Back in 1989, Deputy City Administrator Phil Nadeau's family ran a popular grocery store at the corner of Bartlett and Walnut originally known as Nadeau's Market, and later, Friends' Deli. They also owned other buildngs in the neighborhood.

The deli is no longer there, but the location is less than a block from where two recent fires broke out and left dozens of people homeless. Surveying the scene earlier this week, Nadeau recalled how in 1989 it was the scene of another big fire that destroyed his family's business.

"It was a tough year. Tough year for my family. Tough year for a lot of families," he says. "That fire took four buildings, damaged that one over there and that displaced about 40 people in that fire. The building ended up collapsing on itself and almost injured and probably almost killed a couple of firemen.
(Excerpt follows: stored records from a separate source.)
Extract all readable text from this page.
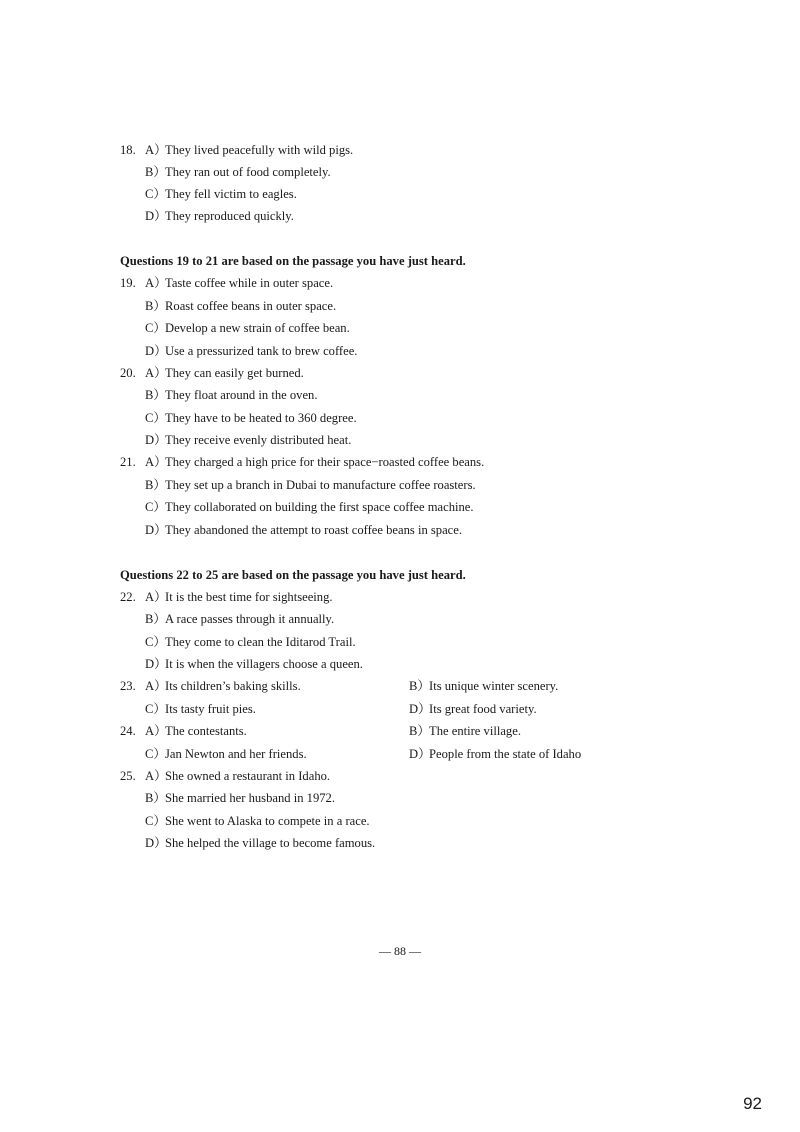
18. A）They lived peacefully with wild pigs.
B）They ran out of food completely.
C）They fell victim to eagles.
D）They reproduced quickly.
Questions 19 to 21 are based on the passage you have just heard.
19. A）Taste coffee while in outer space.
B）Roast coffee beans in outer space.
C）Develop a new strain of coffee bean.
D）Use a pressurized tank to brew coffee.
20. A）They can easily get burned.
B）They float around in the oven.
C）They have to be heated to 360 degree.
D）They receive evenly distributed heat.
21. A）They charged a high price for their space−roasted coffee beans.
B）They set up a branch in Dubai to manufacture coffee roasters.
C）They collaborated on building the first space coffee machine.
D）They abandoned the attempt to roast coffee beans in space.
Questions 22 to 25 are based on the passage you have just heard.
22. A）It is the best time for sightseeing.
B）A race passes through it annually.
C）They come to clean the Iditarod Trail.
D）It is when the villagers choose a queen.
23. A）Its children’s baking skills.	B）Its unique winter scenery.
C）Its tasty fruit pies.	D）Its great food variety.
24. A）The contestants.	B）The entire village.
C）Jan Newton and her friends.	D）People from the state of Idaho
25. A）She owned a restaurant in Idaho.
B）She married her husband in 1972.
C）She went to Alaska to compete in a race.
D）She helped the village to become famous.
— 88 —
92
It was a pretty scary fire."

The fire marked the beginning of a string of arsons that rattled the city of Lewiston that year. For a long time Nadeau and his parents assumed that the first fire had started in their building by accident. And then, six years later there was a startling development.

"Strangely enough, months before the statute of limitations came up, then Police Officer MacDonad - I can't remember what his grade was - whether it was Detective or Sergeant - they made an arrest," he says. "They arrested someone for starting the fire. It was arson."

Police Officer MacDonald is Robert MacDonald, the current mayor of Lewiston. Both men joined Gov. Paul LePage on his visit to the fire scene this week. And both are involved in renewed efforts to crack down on nuisance properties in the area.
At least one of the recent fires was started in a condemned building, one of about 70 in the city. Mayor MacDonald may no longer have arrest powers, but he says the city is serious about getting tough with landlords who don't follow the law.

"They're gonna start taking care of their property, OK?" he says. "If we go back to that house x number of times during a month, then these people are going to be cited. They're going to be fined."

Two 12-year-old boys have been arrested separately in connection with two of the fires. Both are scheduled to be formally charged on Monday afternoon. Also on Monday, between 5:00 p.m. and 6:00 p.m. in Kennedy Park there will be a gathering for "community healing" after the fires.

Deputy City Administrator Phil Nadeau says both he and his parents understand what fire victims are going through. Nearly 25 years after they were burned out, the memory is still fresh in their minds.